Приладив сбоку от себя лучину, Прошка отписывал на родину:
"Дражайший дядечка и мастер! Скучаю без лица вашего, охота
речей умных послушать. А живу я безо всякой прибыли, но зато
успешно, возле кораблей воинских. Питер -- городок немалый и
похож на Соломбалу, а товары тут дорогие, без пятачка и не
думай напитаться. Вспоминаю почасту шаньги с морошкою и кота
вашего помню. Когда в чины высокие выйду, я тоже котом
обзаведусь, и станем мы с ним по вечерам пить чай с сахарком
кенарским..."
Прошка был послушным, но бить себя не давал:
-- Я ведь из поморов -- сам драться умею!
Однажды после работы майор Катасонов дал ему книжку
французского аббата Госта об искусстве морских эволюции:
-- Тебе ее читать ни к чему! Сбегай на тринадцатую линию,
сыщешь дом покойного келлермейстера Ушакова, отдай книгу с
поклоном благодарственным камер-фурьеру Рубановскому...
Келлермейстер Ушаков, ведавший при Елизавете винными
погребами, давно умер, а вдова его вышла за Рубановского, и, по
всему видать, у них винные запасы имелись, потому что на столе
открыто стояли мушкатели, тенерифы и венгерское. Возле бутылок
пристроился капрал Морского кадетского корпуса.
-- Садись, -- сказал он. -- Выпей.
Был он парень крепкий, скуластый, кулаки здоровые. Такой
даст -- не сразу встанешь. Назвался же Федором Ушаковым, потом
явился еще гардемарин -- этот был Санькою Ушаковым.
-- Сколько ж тут вас Ушаковых? -- дивился Прошка.
-- Сейчас третий придет-тоже Федька...
Спросили они Прошку -- откуда он взялся?
-- А я сирота... плотник... из Архангельска.
-- Много жалоб на вас, на сироток эдаких.
-- Это кому ж мы так насолили?
-- Флоту Российскому, ядрен ваш лапоть, -- отвечал капрал
Ушаков. -- Корабли гоните, скороделы, из лесу непросохшего.
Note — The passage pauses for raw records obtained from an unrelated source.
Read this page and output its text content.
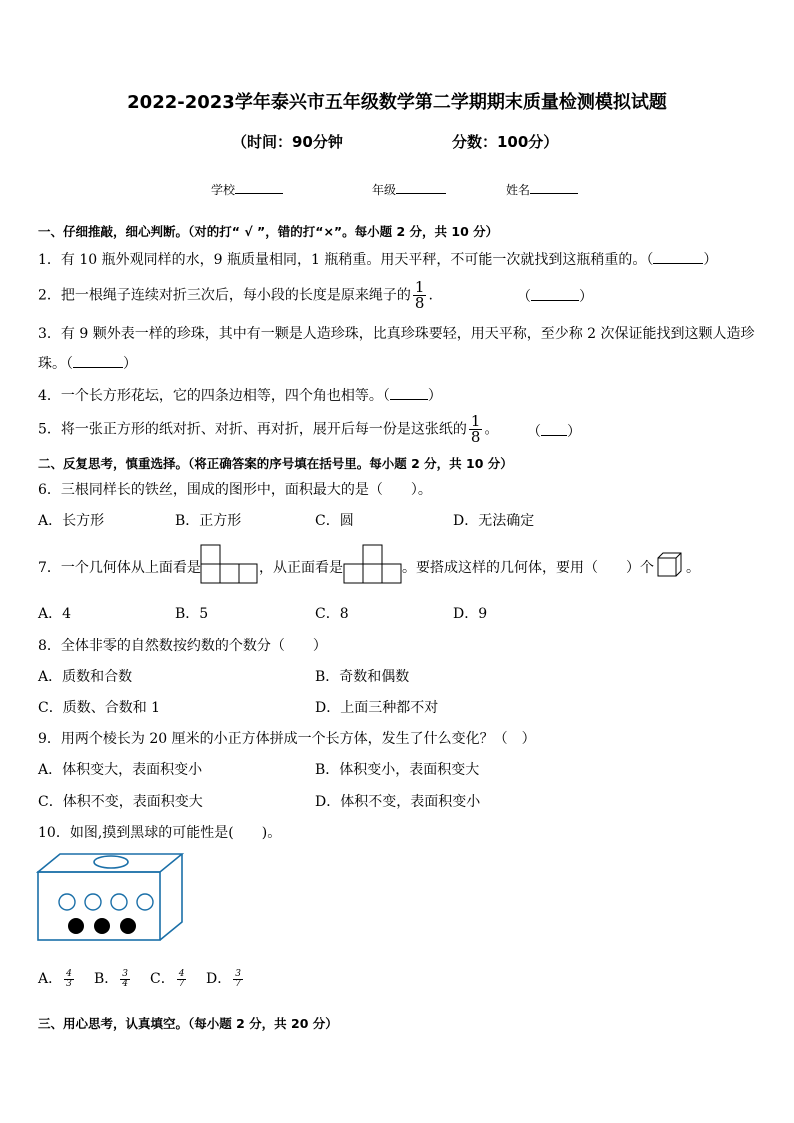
2022-2023学年泰兴市五年级数学第二学期期末质量检测模拟试题
（时间：90分钟	分数：100分）
学校	年级	姓名
一、仔细推敲，细心判断。（对的打“ √ ”，错的打“×”。每小题 2 分，共 10 分）
1．有 10 瓶外观同样的水，9 瓶质量相同，1 瓶稍重。用天平秤，不可能一次就找到这瓶稍重的。（	）
2．把一根绳子连续对折三次后，每小段的长度是原来绳子的 $\frac{1}{8}$ .	（	）
3．有 9 颗外表一样的珍珠，其中有一颗是人造珍珠，比真珍珠要轻，用天平称，至少称 2 次保证能找到这颗人造珍
珠。（	）
4．一个长方形花坛，它的四条边相等，四个角也相等。（	）
5．将一张正方形的纸对折、对折、再对折，展开后每一份是这张纸的 $\frac{1}{8}$ 。 （ ）
二、反复思考，慎重选择。（将正确答案的序号填在括号里。每小题 2 分，共 10 分）
6．三根同样长的铁丝，围成的图形中，面积最大的是（　　）。
A．长方形	B．正方形	C．圆	D．无法确定
7．一个几何体从上面看是	，从正面看是	。要搭成这样的几何体，要用（　　）个 。
A．4	B．5	C．8	D．9
8．全体非零的自然数按约数的个数分（　　）
A．质数和合数	B．奇数和偶数
C．质数、合数和 1	D．上面三种都不对
9．用两个棱长为 20 厘米的小正方体拼成一个长方体，发生了什么变化？（　）
A．体积变大，表面积变小	B．体积变小，表面积变大
C．体积不变，表面积变大	D．体积不变，表面积变小
10．如图,摸到黑球的可能性是(　　)。
A． $\frac{4}{3}$ B． $\frac{3}{4}$ C． $\frac{4}{7}$ D． $\frac{3}{7}$
三、用心思考，认真填空。（每小题 2 分，共 20 分）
Прошка разъяснил, что Соломбала хотя и очень приятна, но
все-таки еще не Гавана: погода сыренькая, солнышка маловато,
одно бревно сохнет, рядом с ним десять других червяки жрут.
-- Гробы плавающие, -- ругнулся Федор Ушаков, закусывая
тенериф редькою. -- Топить бы всех вас с топорами на шеях...
Эвон, сказывали мне, у султана турецкого флот превосходный.
-- Так им французы тулонские мастерят...
Залаяла шавка. Прямо из сеней, промерзшие, заявились еще
двое -- Федор Ушаков и Александр Радищев.
Прошке выпало подле Радищева сидеть.
-- Мундир-то у тебя какой службы будет?
-- Я паж ея императорского величества.
-- И царицу нашу видывал, значит?
-- Вчера только с дежурства придворного.
Поморскому сыну было это в диковинку:
-- Ну, и какова у нас царица-то?
-- Обходительная, -- ответил Радищев.
-- А что ест-то она? Что пьет?
-- Да все ест и все пьет... не ангел же!
-- Эй, Настя! -- гаркнули Ушаковы. -- Тащи огурцов нам.